Abstract Body (Do not enter title and authors here): Background: Oxidative stress, an imbalance between oxidants and antioxidants, exacerbates metabolic syndrome and can worsen health outcomes. Females are at higher risk for inflammation, psychological stress, depressive symptoms, and obesity, all of which contribute to metabolic syndrome and elevated oxidative stress. However, sex differences in oxidative stress remain underexplored. We aimed to examine sex differences in oxidative stress and contributing factors in patients with metabolic syndrome.
Hypothesis: Females with metabolic syndrome have higher oxidative stress and contributing factors compared to males.
Methods: A secondary analysis of data from a randomized control trial was conducted to examine sex differences in oxidative stress (malondialdehyde, total antioxidant capacity) and contributing factors: inflammation (C-reactive protein, tumor necrosis factor-alpha (TNF-α), interleukin-6), psychological stress (Perceived Stress Scale-10 (PSS-10)), depressive symptoms (patient health questionnaire-9 (PHQ-9)), and body mass index (BMI), using independent t-tests and Mann-Whitney U tests. Correlation and hierarchical linear regression were used to examine relationships between oxidative stress and potential contributing factors. To address the overrepresentation of females, we applied post-stratification weighting based on a standardized 50/50 sex distribution.
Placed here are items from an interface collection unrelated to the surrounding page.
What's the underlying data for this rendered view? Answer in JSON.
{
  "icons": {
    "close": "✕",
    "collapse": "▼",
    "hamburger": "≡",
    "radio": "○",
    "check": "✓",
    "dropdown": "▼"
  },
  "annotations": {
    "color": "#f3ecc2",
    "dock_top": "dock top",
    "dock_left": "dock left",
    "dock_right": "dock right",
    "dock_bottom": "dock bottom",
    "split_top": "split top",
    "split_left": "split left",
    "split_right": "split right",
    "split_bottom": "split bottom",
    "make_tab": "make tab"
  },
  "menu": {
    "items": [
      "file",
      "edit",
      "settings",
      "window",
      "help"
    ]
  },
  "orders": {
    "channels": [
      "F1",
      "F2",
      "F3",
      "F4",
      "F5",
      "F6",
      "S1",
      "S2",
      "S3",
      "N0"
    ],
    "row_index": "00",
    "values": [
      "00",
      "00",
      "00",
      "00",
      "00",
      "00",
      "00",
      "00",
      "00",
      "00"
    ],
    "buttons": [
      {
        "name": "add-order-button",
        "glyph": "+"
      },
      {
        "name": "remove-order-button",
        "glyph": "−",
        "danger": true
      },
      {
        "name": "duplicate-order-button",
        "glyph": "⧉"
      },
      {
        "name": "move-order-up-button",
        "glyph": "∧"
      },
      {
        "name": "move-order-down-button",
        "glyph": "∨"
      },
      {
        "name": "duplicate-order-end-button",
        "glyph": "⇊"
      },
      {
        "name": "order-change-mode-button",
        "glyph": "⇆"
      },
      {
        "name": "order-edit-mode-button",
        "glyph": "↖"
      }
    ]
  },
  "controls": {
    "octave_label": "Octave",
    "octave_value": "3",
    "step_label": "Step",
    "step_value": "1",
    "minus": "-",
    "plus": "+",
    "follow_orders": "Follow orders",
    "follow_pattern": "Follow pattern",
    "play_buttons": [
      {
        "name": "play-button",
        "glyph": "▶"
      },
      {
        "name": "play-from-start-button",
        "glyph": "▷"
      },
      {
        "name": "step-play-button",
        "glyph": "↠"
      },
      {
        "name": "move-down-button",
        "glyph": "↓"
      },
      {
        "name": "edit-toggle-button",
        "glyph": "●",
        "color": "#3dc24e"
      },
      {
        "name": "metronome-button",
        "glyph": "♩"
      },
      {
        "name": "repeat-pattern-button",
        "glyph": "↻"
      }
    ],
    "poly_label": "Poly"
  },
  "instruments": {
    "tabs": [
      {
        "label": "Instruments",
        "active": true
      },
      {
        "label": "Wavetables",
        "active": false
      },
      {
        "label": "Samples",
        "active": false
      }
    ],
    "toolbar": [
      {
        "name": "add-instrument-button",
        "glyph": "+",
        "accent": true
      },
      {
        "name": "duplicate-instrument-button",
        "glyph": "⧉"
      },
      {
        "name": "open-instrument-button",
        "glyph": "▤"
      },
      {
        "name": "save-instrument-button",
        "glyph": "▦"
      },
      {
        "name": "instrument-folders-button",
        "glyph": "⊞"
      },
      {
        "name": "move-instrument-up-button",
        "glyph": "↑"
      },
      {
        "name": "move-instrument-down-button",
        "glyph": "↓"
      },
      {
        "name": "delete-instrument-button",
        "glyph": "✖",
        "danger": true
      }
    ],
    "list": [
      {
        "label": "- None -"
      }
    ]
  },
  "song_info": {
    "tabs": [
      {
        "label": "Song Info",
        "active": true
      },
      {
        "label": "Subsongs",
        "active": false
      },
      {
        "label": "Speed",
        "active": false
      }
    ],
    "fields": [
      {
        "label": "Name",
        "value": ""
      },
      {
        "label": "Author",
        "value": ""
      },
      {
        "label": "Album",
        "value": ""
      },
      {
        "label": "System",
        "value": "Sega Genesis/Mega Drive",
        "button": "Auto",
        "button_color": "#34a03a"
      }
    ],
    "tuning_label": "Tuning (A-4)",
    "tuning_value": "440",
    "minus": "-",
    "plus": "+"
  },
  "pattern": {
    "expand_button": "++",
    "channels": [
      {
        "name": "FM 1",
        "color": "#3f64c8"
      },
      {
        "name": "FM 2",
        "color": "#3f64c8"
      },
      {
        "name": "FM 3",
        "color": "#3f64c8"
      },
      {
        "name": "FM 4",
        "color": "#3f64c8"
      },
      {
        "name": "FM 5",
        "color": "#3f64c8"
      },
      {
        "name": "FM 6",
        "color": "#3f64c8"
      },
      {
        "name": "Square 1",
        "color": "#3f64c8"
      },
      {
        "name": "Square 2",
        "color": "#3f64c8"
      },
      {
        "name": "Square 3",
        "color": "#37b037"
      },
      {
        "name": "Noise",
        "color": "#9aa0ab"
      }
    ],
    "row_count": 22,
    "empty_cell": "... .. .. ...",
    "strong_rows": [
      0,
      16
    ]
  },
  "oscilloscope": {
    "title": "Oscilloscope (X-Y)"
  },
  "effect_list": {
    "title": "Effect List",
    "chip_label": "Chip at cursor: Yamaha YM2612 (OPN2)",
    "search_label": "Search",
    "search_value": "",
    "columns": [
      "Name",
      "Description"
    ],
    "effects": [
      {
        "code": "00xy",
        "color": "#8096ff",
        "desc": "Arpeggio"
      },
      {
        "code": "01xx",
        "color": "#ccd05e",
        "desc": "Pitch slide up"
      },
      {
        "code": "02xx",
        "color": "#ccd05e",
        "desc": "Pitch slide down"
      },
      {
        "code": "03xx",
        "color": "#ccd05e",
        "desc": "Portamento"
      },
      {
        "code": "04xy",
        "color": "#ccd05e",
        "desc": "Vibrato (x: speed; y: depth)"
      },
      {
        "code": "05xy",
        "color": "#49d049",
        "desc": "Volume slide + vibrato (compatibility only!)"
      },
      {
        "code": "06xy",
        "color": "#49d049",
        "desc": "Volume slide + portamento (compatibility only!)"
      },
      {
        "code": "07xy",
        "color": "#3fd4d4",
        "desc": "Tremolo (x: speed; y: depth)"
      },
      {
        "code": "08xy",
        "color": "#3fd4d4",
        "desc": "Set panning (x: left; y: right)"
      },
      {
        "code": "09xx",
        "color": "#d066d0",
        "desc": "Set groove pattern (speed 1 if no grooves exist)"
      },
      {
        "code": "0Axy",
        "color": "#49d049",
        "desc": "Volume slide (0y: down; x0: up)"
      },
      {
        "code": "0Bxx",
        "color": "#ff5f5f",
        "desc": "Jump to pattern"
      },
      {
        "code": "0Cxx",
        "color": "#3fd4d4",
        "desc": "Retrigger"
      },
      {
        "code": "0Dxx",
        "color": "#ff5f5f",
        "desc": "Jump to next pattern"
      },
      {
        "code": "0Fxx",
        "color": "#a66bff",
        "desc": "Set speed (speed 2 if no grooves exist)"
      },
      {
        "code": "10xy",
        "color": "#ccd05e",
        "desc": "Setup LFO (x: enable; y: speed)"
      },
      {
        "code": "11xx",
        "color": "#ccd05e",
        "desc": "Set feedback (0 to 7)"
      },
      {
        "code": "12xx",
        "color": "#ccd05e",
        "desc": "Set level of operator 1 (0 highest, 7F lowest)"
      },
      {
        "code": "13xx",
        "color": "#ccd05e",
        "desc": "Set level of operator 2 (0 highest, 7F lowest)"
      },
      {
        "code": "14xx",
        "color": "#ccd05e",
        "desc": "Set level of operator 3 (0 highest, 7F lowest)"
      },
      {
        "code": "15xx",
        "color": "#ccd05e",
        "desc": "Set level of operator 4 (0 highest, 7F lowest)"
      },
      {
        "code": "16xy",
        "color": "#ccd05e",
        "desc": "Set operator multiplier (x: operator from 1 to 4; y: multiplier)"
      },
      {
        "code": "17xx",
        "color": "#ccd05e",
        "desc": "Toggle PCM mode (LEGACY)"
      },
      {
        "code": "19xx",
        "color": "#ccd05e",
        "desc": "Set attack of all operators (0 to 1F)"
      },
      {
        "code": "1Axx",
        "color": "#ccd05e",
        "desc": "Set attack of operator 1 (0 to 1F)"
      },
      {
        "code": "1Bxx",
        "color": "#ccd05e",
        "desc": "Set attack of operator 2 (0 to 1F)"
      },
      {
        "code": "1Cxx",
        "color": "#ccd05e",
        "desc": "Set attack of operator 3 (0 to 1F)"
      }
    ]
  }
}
Results: Ninety-three participants with metabolic syndrome (61±12 years old, 71% female) were included. Females had higher malondialdehyde levels (0.58±0.17 vs 0.49±0.16, P<0.01), total antioxidant capacity (2.45±0.75 vs 2.20±0.76, P=0.03), PSS-10 (14.0±8.3 vs 10.9±5.6, P <0.01), and PHQ-9 (5.8±5.0 vs 4.3±3.2, P=0.01) compared to males. BMI and interleukin-6 had weak negative correlations with malondialdehyde (r=-.18, P=0.02 and r=-.19, P=0.02, respectively), while TNF-α had a moderate positive correlation with malondialdehyde (r=.25, P=0.003). Sex explained 7.4% of the variation of malondialdehyde values (P<0.001). The final regression model of sex, C-reactive protein, TNF-α, interleukin-6, BMI, PHQ-9, and PSS-10 explained 22.6% of the variation of malondialdehyde values (P=0.002).
Conclusion: Our findings reveal a disproportionately higher oxidative stress burden in females compared to males. Further longitudinal research is needed to investigate the sex-based differences and underlying mechanisms of oxidative stress across diverse populations.